Mich wundert es, dass eigentlich gar keiner auf der Welt dagegen vorgeht. Ich finde es jedenfalls schon beängstigend, dass ein Großteil des Vermögens auf eine kleine Gruppe fällt. Was die an Macht haben und wie abhängig wir gegenüber denen sind, ist jedenfalls schon beunruhigend.

An den stärksten multinationalen Konzernen sieht man ja schon, welchen Einfluss die auf die Politik ausüben (Lobbyisten) und hier ist es nicht anders.
Das Beispiel TTIP scheint auch kaum jemanden zu interessieren. Es wird verhandelt, nur weiß man weder:
a) wer dort verhandelt
b) um was alles verhandelt wird
c) wie viele an der Verhandlung beteiligt sind
d) wann verhandelt wird.
Interesse der Gesellschaft auch hier ziemlich gering, aber auch kaum Mitspracherecht. Zu TTIP wurden mal einige Unterlagen und Inhalte veröffentlicht. Gelesen haben es nur gut 300000 Personen. Muss man sich mal vorstellen...Es geht ja nur um amerikanische, billige, fettleibige Produkte. Produkte, die unsere eigenen Produkte verdrängen könnten und vorallem den Bauern große Gewinneinbußen bescherren könnten. Die Gefahr, den Lebensstil, den wir hier in Europa pflegen einfach mal komplett umzukrempeln und zu amerikanisieren...Aber es sind ja nicht nur amerikansiche Nahrungsmittel, aber das wäre einfach viel zu viel zum diskutieren...
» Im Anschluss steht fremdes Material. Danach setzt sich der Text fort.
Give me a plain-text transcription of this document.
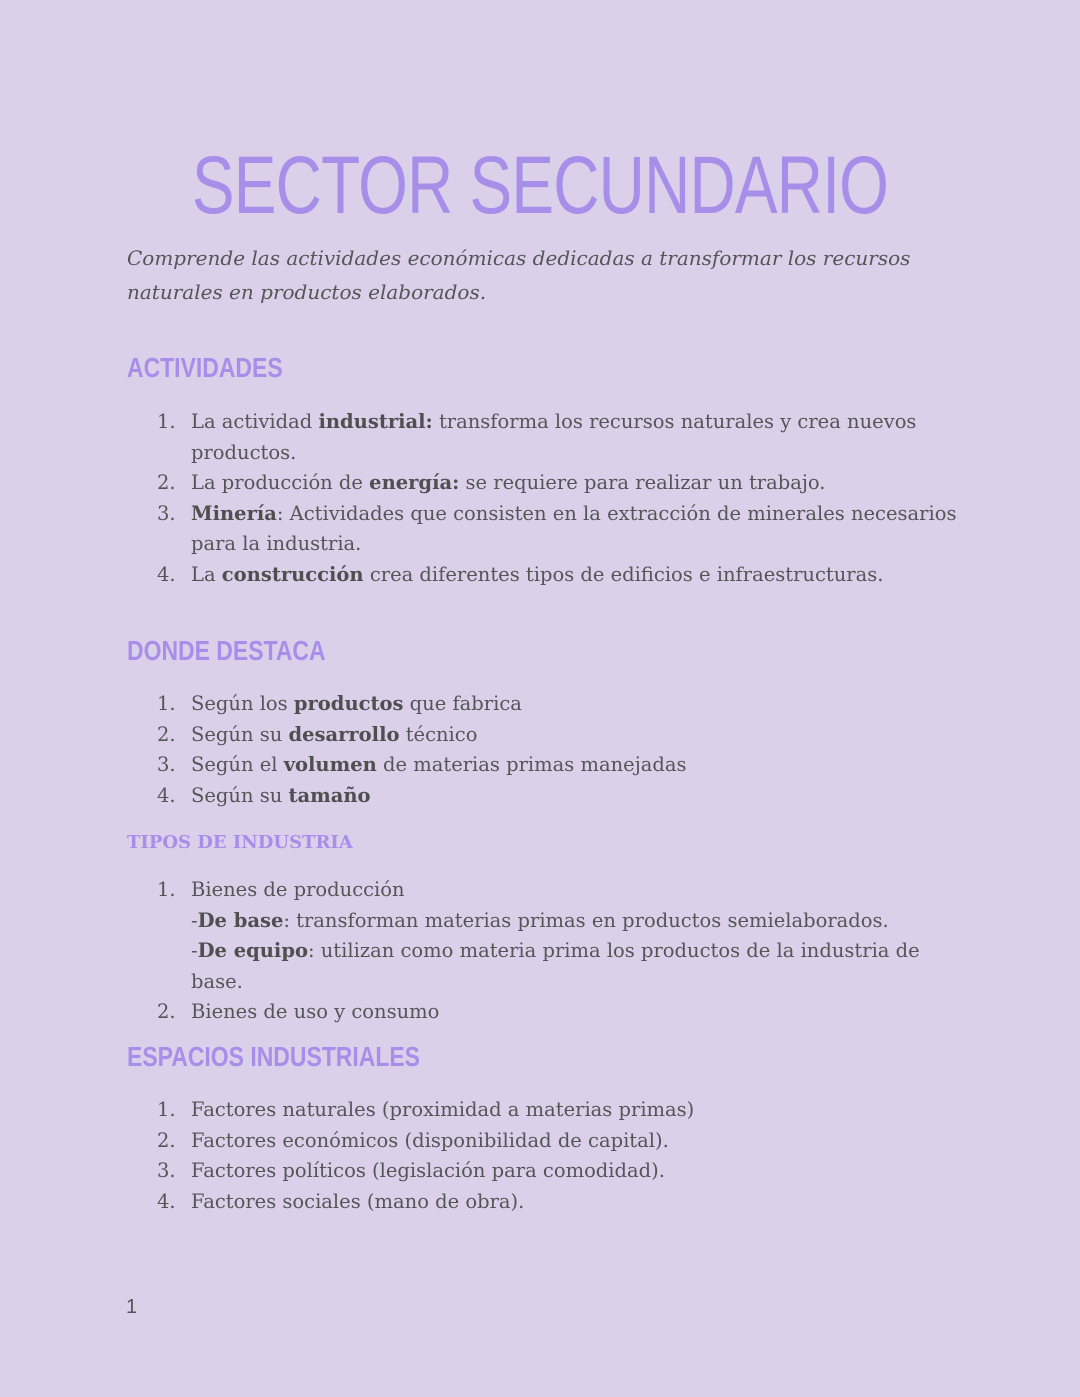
SECTOR SECUNDARIO

Comprende las actividades económicas dedicadas a transformar los recursos naturales en productos elaborados.

ACTIVIDADES
1. La actividad industrial: transforma los recursos naturales y crea nuevos productos.
2. La producción de energía: se requiere para realizar un trabajo.
3. Minería: Actividades que consisten en la extracción de minerales necesarios para la industria.
4. La construcción crea diferentes tipos de edificios e infraestructuras.
DONDE DESTACA
1. Según los productos que fabrica
2. Según su desarrollo técnico
3. Según el volumen de materias primas manejadas
4. Según su tamaño
TIPOS DE INDUSTRIA
1. Bienes de producción
-De base: transforman materias primas en productos semielaborados.
-De equipo: utilizan como materia prima los productos de la industria de base.
2. Bienes de uso y consumo
ESPACIOS INDUSTRIALES
1. Factores naturales (proximidad a materias primas)
2. Factores económicos (disponibilidad de capital).
3. Factores políticos (legislación para comodidad).
4. Factores sociales (mano de obra).
1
Ich bin mir jedenfalls ziemlich sicher, dass die Ungleichheit auf der Welt, so wie wir sie momentan zu bekämpfen versuchen, nicht besiegt werden kann, solange die Zielgruppe (Reichen) hinsichtlich Verantwortung und Teilnahme bewusst ignoriert wird. Aber der Gesellschaft scheint das Ganze ja gar nicht zu stören. Lieber streiten wir uns um die 6% als wirklich eine faire Verteilung anzustreben und ein besseres Leben genießen zu können.